Based on Lifting Scheme Wavelet Packet Transform and Artificial Neural Network Wing-box Multi-damage Detection
|School||Zhejiang University of Technology|
|Course||Mechanical Design and Theory|
|Keywords||Structural health monitoring technology Lifting scheme wavelet transform Lifting wavelet packet transform Damage characteristic vectors Neural network|
Structural health monitoring system is now widely used in various industries such as aerospace, civil engineering, etc. With the development of modern industrialization, people have increasingly high demand for reliability to various structures, and damage detection in service of large complex structure is essential.This thesis proposes structural multi-damage detection method by using lifting scheme wavelet packet transform and artificial neural network. The main research showed as follows: Firstly, this thesis discusses the main principle, construction method of lifting scheme and the method of border processing. And this thesis also introduces the lifting scheme wavelet packet transform algorithm. Numerical example proves that lifting scheme wavelet packet can denote the energy distribution of the signal best, so it can be used to the signal feature extraction.Secondly, dynamic models of wing-box with intact and several kinds of damage levels are built to gain their dynamic responses through instantaneous analysis.

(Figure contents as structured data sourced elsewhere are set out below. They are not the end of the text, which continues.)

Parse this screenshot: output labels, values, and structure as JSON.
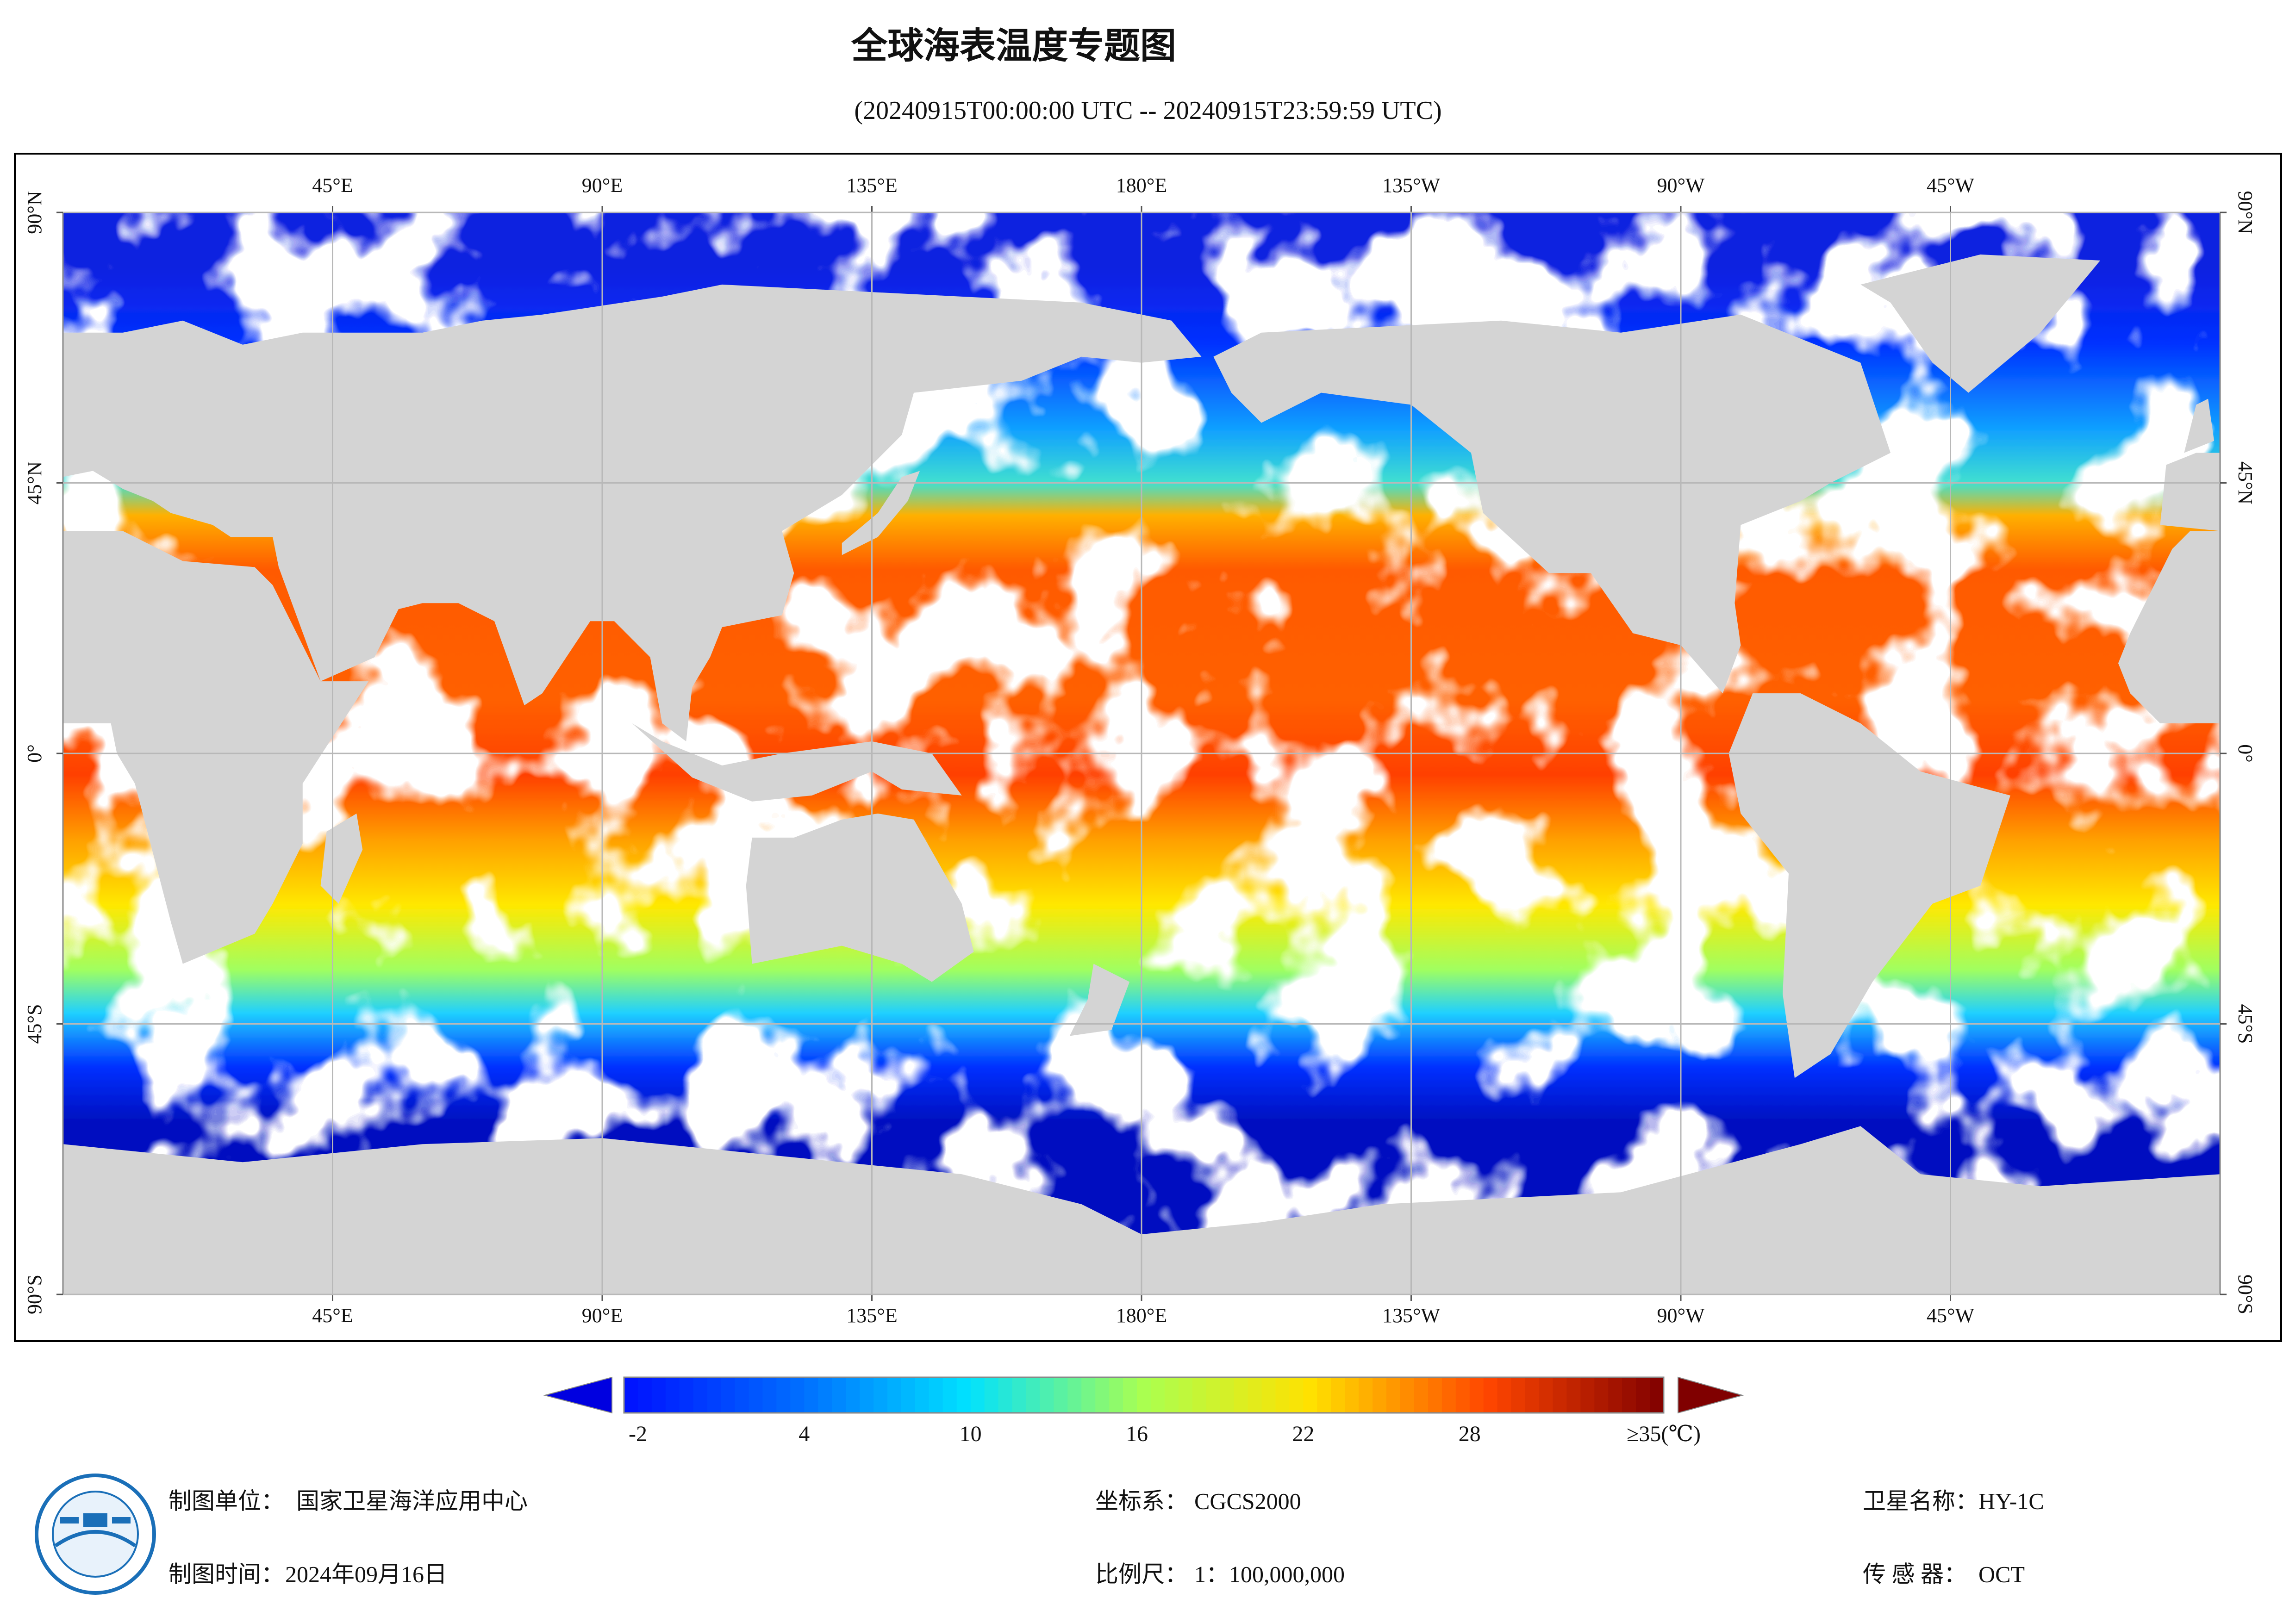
{
  "title": "全球海表温度专题图",
  "subtitle": "(20240915T00:00:00 UTC -- 20240915T23:59:59 UTC)",
  "map": {
    "lonlim": [
      0,
      360
    ],
    "latlim": [
      -90,
      90
    ],
    "lon_ticks": [
      {
        "value": 45,
        "label": "45°E"
      },
      {
        "value": 90,
        "label": "90°E"
      },
      {
        "value": 135,
        "label": "135°E"
      },
      {
        "value": 180,
        "label": "180°E"
      },
      {
        "value": 225,
        "label": "135°W"
      },
      {
        "value": 270,
        "label": "90°W"
      },
      {
        "value": 315,
        "label": "45°W"
      }
    ],
    "lat_ticks": [
      {
        "value": 90,
        "label": "90°N"
      },
      {
        "value": 45,
        "label": "45°N"
      },
      {
        "value": 0,
        "label": "0°"
      },
      {
        "value": -45,
        "label": "45°S"
      },
      {
        "value": -90,
        "label": "90°S"
      }
    ]
  },
  "colorbar": {
    "clim": [
      -2.5,
      35
    ],
    "ticks": [
      -2,
      4,
      10,
      16,
      22,
      28,
      {
        "value": 35,
        "label": "≥35(℃)"
      }
    ]
  },
  "footer": {
    "unit": {
      "label": "制图单位：",
      "value": "国家卫星海洋应用中心"
    },
    "time": {
      "label": "制图时间：",
      "value": "2024年09月16日"
    },
    "crs": {
      "label": "坐标系：",
      "value": "CGCS2000"
    },
    "scale": {
      "label": "比例尺：",
      "value": "1：100,000,000"
    },
    "satellite": {
      "label": "卫星名称：",
      "value": "HY-1C"
    },
    "sensor": {
      "label": "传 感 器：",
      "value": "OCT"
    }
  }
}
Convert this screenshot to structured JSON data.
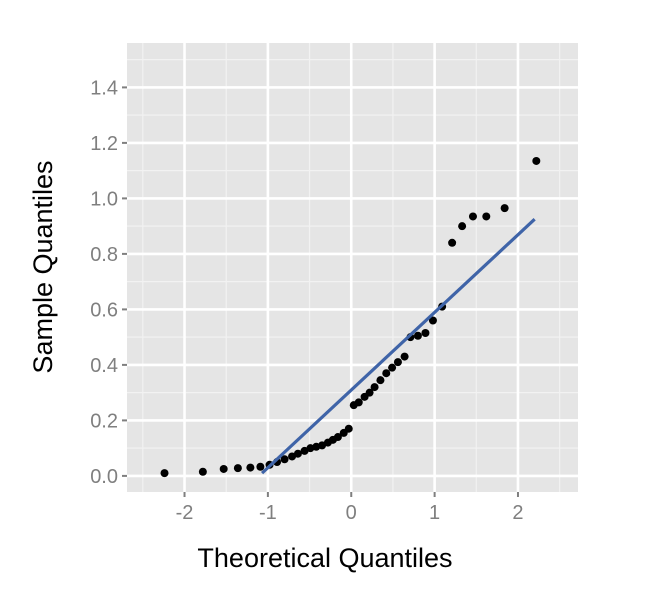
{
  "chart_data": {
    "type": "scatter",
    "title": "",
    "xlabel": "Theoretical Quantiles",
    "ylabel": "Sample Quantiles",
    "xlim": [
      -2.69,
      2.72
    ],
    "ylim": [
      -0.058,
      1.56
    ],
    "xticks": [
      -2,
      -1,
      0,
      1,
      2
    ],
    "xtick_labels": [
      "-2",
      "-1",
      "0",
      "1",
      "2"
    ],
    "yticks": [
      0,
      0.2,
      0.4,
      0.6,
      0.8,
      1.0,
      1.2,
      1.4
    ],
    "ytick_labels": [
      "0.0",
      "0.2",
      "0.4",
      "0.6",
      "0.8",
      "1.0",
      "1.2",
      "1.4"
    ],
    "grid": true,
    "background": "#e5e5e5",
    "point_color": "#000000",
    "line_color": "#3f64a8",
    "points": {
      "x": [
        -2.24,
        -1.78,
        -1.53,
        -1.36,
        -1.21,
        -1.09,
        -0.98,
        -0.89,
        -0.8,
        -0.71,
        -0.64,
        -0.56,
        -0.49,
        -0.42,
        -0.35,
        -0.28,
        -0.22,
        -0.16,
        -0.09,
        -0.03,
        0.03,
        0.09,
        0.16,
        0.22,
        0.28,
        0.35,
        0.42,
        0.49,
        0.56,
        0.64,
        0.71,
        0.8,
        0.89,
        0.98,
        1.09,
        1.21,
        1.33,
        1.46,
        1.62,
        1.84,
        2.22
      ],
      "y": [
        0.01,
        0.015,
        0.025,
        0.028,
        0.03,
        0.033,
        0.04,
        0.05,
        0.06,
        0.07,
        0.08,
        0.09,
        0.1,
        0.105,
        0.11,
        0.12,
        0.13,
        0.14,
        0.155,
        0.17,
        0.255,
        0.265,
        0.285,
        0.3,
        0.32,
        0.345,
        0.37,
        0.39,
        0.41,
        0.43,
        0.5,
        0.505,
        0.515,
        0.56,
        0.61,
        0.84,
        0.9,
        0.935,
        0.935,
        0.965,
        1.135
      ]
    },
    "reference_line": {
      "x": [
        -1.07,
        2.2
      ],
      "y": [
        0.01,
        0.925
      ]
    }
  }
}
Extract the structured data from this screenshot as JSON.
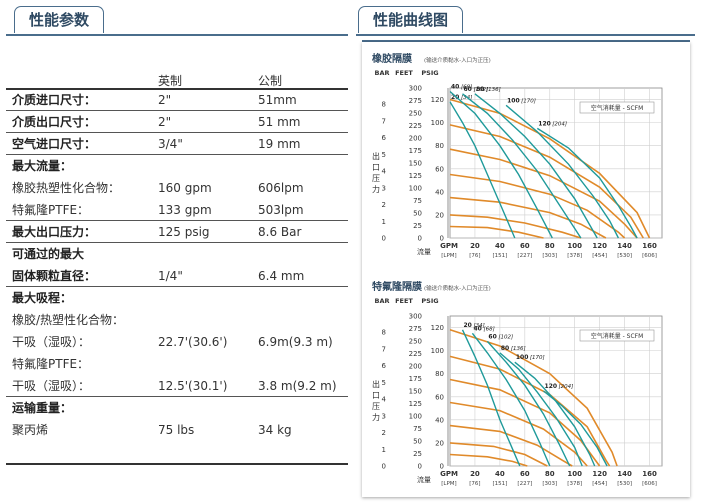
{
  "left_tab": "性能参数",
  "right_tab": "性能曲线图",
  "headers": {
    "imperial": "英制",
    "metric": "公制"
  },
  "rows": [
    {
      "label": "介质进口尺寸：",
      "imperial": "2\"",
      "metric": "51mm",
      "bold": true
    },
    {
      "label": "介质出口尺寸：",
      "imperial": "2\"",
      "metric": "51 mm",
      "bold": true
    },
    {
      "label": "空气进口尺寸：",
      "imperial": "3/4\"",
      "metric": "19 mm",
      "bold": true
    },
    {
      "label": "最大流量：",
      "imperial": "",
      "metric": "",
      "bold": true
    },
    {
      "label": "橡胶热塑性化合物：",
      "imperial": "160 gpm",
      "metric": "606lpm",
      "bold": false
    },
    {
      "label": "特氟隆PTFE：",
      "imperial": "133 gpm",
      "metric": "503lpm",
      "bold": false
    },
    {
      "label": "最大出口压力：",
      "imperial": "125 psig",
      "metric": "8.6 Bar",
      "bold": true
    },
    {
      "label": "可通过的最大",
      "imperial": "",
      "metric": "",
      "bold": true
    },
    {
      "label": "固体颗粒直径：",
      "imperial": "1/4\"",
      "metric": "6.4 mm",
      "bold": true
    },
    {
      "label": "最大吸程：",
      "imperial": "",
      "metric": "",
      "bold": true
    },
    {
      "label": "橡胶/热塑性化合物：",
      "imperial": "",
      "metric": "",
      "bold": false
    },
    {
      "label": "干吸（湿吸）：",
      "imperial": "22.7'(30.6')",
      "metric": "6.9m(9.3 m)",
      "bold": false
    },
    {
      "label": "特氟隆PTFE：",
      "imperial": "",
      "metric": "",
      "bold": false
    },
    {
      "label": "干吸（湿吸）：",
      "imperial": "12.5'(30.1')",
      "metric": "3.8 m(9.2 m)",
      "bold": false
    },
    {
      "label": "运输重量：",
      "imperial": "",
      "metric": "",
      "bold": true
    },
    {
      "label": "聚丙烯",
      "imperial": "75 lbs",
      "metric": "34 kg",
      "bold": false
    }
  ],
  "chart_data": [
    {
      "type": "line",
      "title": "橡胶隔膜",
      "subtitle": "(输送介质黏水-入口为正压)",
      "axis_headers": [
        "BAR",
        "FEET",
        "PSIG"
      ],
      "bar_ticks": [
        "8",
        "7",
        "6",
        "5",
        "4",
        "3",
        "2",
        "1",
        "0"
      ],
      "feet_ticks": [
        "300",
        "275",
        "250",
        "225",
        "200",
        "175",
        "150",
        "125",
        "100",
        "75",
        "50",
        "25",
        "0"
      ],
      "ylabel": "出口压力",
      "yticks": [
        "0",
        "20",
        "40",
        "60",
        "80",
        "100",
        "120"
      ],
      "ylim": [
        0,
        130
      ],
      "xlabel": "流量",
      "x_units": [
        "GPM",
        "[LPM]"
      ],
      "xticks": [
        "20",
        "40",
        "60",
        "80",
        "100",
        "120",
        "140",
        "160"
      ],
      "xticks_lpm": [
        "[76]",
        "[151]",
        "[227]",
        "[303]",
        "[378]",
        "[454]",
        "[530]",
        "[606]"
      ],
      "xlim": [
        0,
        170
      ],
      "legend": "空气消耗量 - SCFM",
      "air_curves": [
        {
          "label": "20",
          "label_lpm": "[34]",
          "points": [
            [
              0,
              118
            ],
            [
              10,
              100
            ],
            [
              20,
              80
            ],
            [
              30,
              55
            ],
            [
              40,
              30
            ],
            [
              52,
              0
            ]
          ]
        },
        {
          "label": "40",
          "label_lpm": "[68]",
          "points": [
            [
              0,
              127
            ],
            [
              20,
              108
            ],
            [
              40,
              80
            ],
            [
              55,
              55
            ],
            [
              70,
              25
            ],
            [
              82,
              0
            ]
          ]
        },
        {
          "label": "60",
          "label_lpm": "[102]",
          "points": [
            [
              10,
              125
            ],
            [
              30,
              108
            ],
            [
              50,
              85
            ],
            [
              70,
              58
            ],
            [
              90,
              25
            ],
            [
              105,
              0
            ]
          ]
        },
        {
          "label": "80",
          "label_lpm": "[136]",
          "points": [
            [
              20,
              125
            ],
            [
              40,
              108
            ],
            [
              60,
              88
            ],
            [
              80,
              64
            ],
            [
              100,
              34
            ],
            [
              118,
              0
            ]
          ]
        },
        {
          "label": "100",
          "label_lpm": "[170]",
          "points": [
            [
              45,
              115
            ],
            [
              70,
              92
            ],
            [
              95,
              64
            ],
            [
              115,
              36
            ],
            [
              128,
              15
            ],
            [
              135,
              0
            ]
          ]
        },
        {
          "label": "120",
          "label_lpm": "[204]",
          "points": [
            [
              70,
              95
            ],
            [
              95,
              78
            ],
            [
              120,
              52
            ],
            [
              135,
              28
            ],
            [
              145,
              10
            ],
            [
              150,
              0
            ]
          ]
        }
      ],
      "flow_curves": [
        {
          "points": [
            [
              0,
              120
            ],
            [
              40,
              108
            ],
            [
              80,
              86
            ],
            [
              120,
              56
            ],
            [
              150,
              22
            ],
            [
              160,
              0
            ]
          ]
        },
        {
          "points": [
            [
              0,
              98
            ],
            [
              40,
              88
            ],
            [
              80,
              70
            ],
            [
              120,
              44
            ],
            [
              145,
              18
            ],
            [
              155,
              0
            ]
          ]
        },
        {
          "points": [
            [
              0,
              77
            ],
            [
              40,
              68
            ],
            [
              80,
              54
            ],
            [
              120,
              32
            ],
            [
              140,
              12
            ],
            [
              150,
              0
            ]
          ]
        },
        {
          "points": [
            [
              0,
              55
            ],
            [
              40,
              49
            ],
            [
              80,
              38
            ],
            [
              110,
              24
            ],
            [
              135,
              5
            ],
            [
              140,
              0
            ]
          ]
        },
        {
          "points": [
            [
              0,
              35
            ],
            [
              40,
              31
            ],
            [
              80,
              22
            ],
            [
              105,
              12
            ],
            [
              125,
              0
            ]
          ]
        },
        {
          "points": [
            [
              0,
              20
            ],
            [
              30,
              18
            ],
            [
              60,
              13
            ],
            [
              90,
              5
            ],
            [
              105,
              0
            ]
          ]
        },
        {
          "points": [
            [
              0,
              10
            ],
            [
              30,
              9
            ],
            [
              55,
              5
            ],
            [
              75,
              0
            ]
          ]
        }
      ]
    },
    {
      "type": "line",
      "title": "特氟隆隔膜",
      "subtitle": "(输送介质黏水-入口为正压)",
      "axis_headers": [
        "BAR",
        "FEET",
        "PSIG"
      ],
      "bar_ticks": [
        "8",
        "7",
        "6",
        "5",
        "4",
        "3",
        "2",
        "1",
        "0"
      ],
      "feet_ticks": [
        "300",
        "275",
        "250",
        "225",
        "200",
        "175",
        "150",
        "125",
        "100",
        "75",
        "50",
        "25",
        "0"
      ],
      "ylabel": "出口压力",
      "yticks": [
        "0",
        "20",
        "40",
        "60",
        "80",
        "100",
        "120"
      ],
      "ylim": [
        0,
        130
      ],
      "xlabel": "流量",
      "x_units": [
        "GPM",
        "[LPM]"
      ],
      "xticks": [
        "20",
        "40",
        "60",
        "80",
        "100",
        "120",
        "140",
        "160"
      ],
      "xticks_lpm": [
        "[76]",
        "[151]",
        "[227]",
        "[303]",
        "[378]",
        "[454]",
        "[530]",
        "[606]"
      ],
      "xlim": [
        0,
        170
      ],
      "legend": "空气消耗量 - SCFM",
      "air_curves": [
        {
          "label": "20",
          "label_lpm": "[34]",
          "points": [
            [
              10,
              118
            ],
            [
              20,
              95
            ],
            [
              30,
              70
            ],
            [
              40,
              40
            ],
            [
              50,
              15
            ],
            [
              56,
              0
            ]
          ]
        },
        {
          "label": "40",
          "label_lpm": "[68]",
          "points": [
            [
              18,
              115
            ],
            [
              30,
              98
            ],
            [
              45,
              75
            ],
            [
              60,
              48
            ],
            [
              72,
              20
            ],
            [
              80,
              0
            ]
          ]
        },
        {
          "label": "60",
          "label_lpm": "[102]",
          "points": [
            [
              30,
              108
            ],
            [
              45,
              90
            ],
            [
              60,
              70
            ],
            [
              75,
              45
            ],
            [
              88,
              18
            ],
            [
              96,
              0
            ]
          ]
        },
        {
          "label": "80",
          "label_lpm": "[136]",
          "points": [
            [
              40,
              98
            ],
            [
              55,
              84
            ],
            [
              70,
              64
            ],
            [
              85,
              42
            ],
            [
              100,
              16
            ],
            [
              106,
              0
            ]
          ]
        },
        {
          "label": "100",
          "label_lpm": "[170]",
          "points": [
            [
              52,
              90
            ],
            [
              68,
              76
            ],
            [
              85,
              56
            ],
            [
              100,
              34
            ],
            [
              112,
              10
            ],
            [
              116,
              0
            ]
          ]
        },
        {
          "label": "120",
          "label_lpm": "[204]",
          "points": [
            [
              75,
              65
            ],
            [
              90,
              52
            ],
            [
              105,
              36
            ],
            [
              118,
              16
            ],
            [
              126,
              0
            ]
          ]
        }
      ],
      "flow_curves": [
        {
          "points": [
            [
              0,
              118
            ],
            [
              40,
              104
            ],
            [
              80,
              80
            ],
            [
              110,
              50
            ],
            [
              130,
              12
            ],
            [
              134,
              0
            ]
          ]
        },
        {
          "points": [
            [
              0,
              95
            ],
            [
              40,
              84
            ],
            [
              80,
              62
            ],
            [
              110,
              34
            ],
            [
              125,
              5
            ],
            [
              128,
              0
            ]
          ]
        },
        {
          "points": [
            [
              0,
              75
            ],
            [
              40,
              66
            ],
            [
              80,
              46
            ],
            [
              105,
              22
            ],
            [
              120,
              0
            ]
          ]
        },
        {
          "points": [
            [
              0,
              55
            ],
            [
              40,
              48
            ],
            [
              75,
              32
            ],
            [
              100,
              12
            ],
            [
              110,
              0
            ]
          ]
        },
        {
          "points": [
            [
              0,
              35
            ],
            [
              40,
              30
            ],
            [
              70,
              18
            ],
            [
              90,
              5
            ],
            [
              98,
              0
            ]
          ]
        },
        {
          "points": [
            [
              0,
              20
            ],
            [
              35,
              17
            ],
            [
              60,
              10
            ],
            [
              78,
              0
            ]
          ]
        },
        {
          "points": [
            [
              0,
              10
            ],
            [
              30,
              8
            ],
            [
              50,
              4
            ],
            [
              62,
              0
            ]
          ]
        }
      ]
    }
  ],
  "colors": {
    "tab_border": "#4a6d8c",
    "air_curve": "#1f9a9a",
    "flow_curve": "#e08a2a",
    "grid": "#cfcfcf"
  }
}
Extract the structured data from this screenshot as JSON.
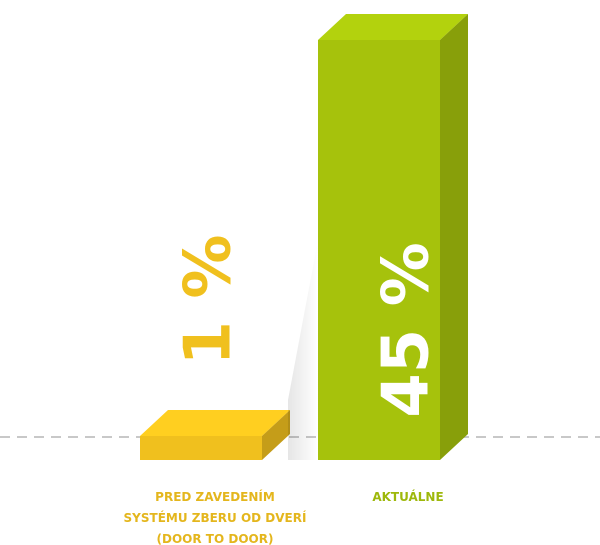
{
  "chart_data": {
    "type": "bar",
    "categories": [
      "PRED ZAVEDENÍM\nSYSTÉMU ZBERU OD DVERÍ\n(DOOR TO DOOR)",
      "AKTUÁLNE"
    ],
    "values": [
      1,
      45
    ],
    "value_labels": [
      "1 %",
      "45 %"
    ],
    "colors": [
      "#f0c01e",
      "#a6c20c"
    ]
  }
}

The structural vibration response signal will change after damage. The characteristic vector that contains the information of damage (such as the wavelet packet node energy change index) obtained from the structural vibration response signal with lifting scheme wavelet packet analysis can be used to detect the structural damage. The numerical analysis results of wing-box structure show that: the sensors in different location have different capability in identifying the structure damage feature, and single sensor may not contain all the damage information.Finally, a damage detection method based on multi-sensor data fusion and artificial neural network is presented. The characteristic vector from different sensors are fused, and then used as input variable for back-propagation neural network to detect the damage. Numerical example of wing-box shows that the position and degree of damage are identified, which proves the proposed method is effective. Multi-sensor data fusion of structural damage identification methods based on data fusion and lifting scheme wavelet analysis can accurately identify the location and degree of structural damage, and the actual measurement error is more robust.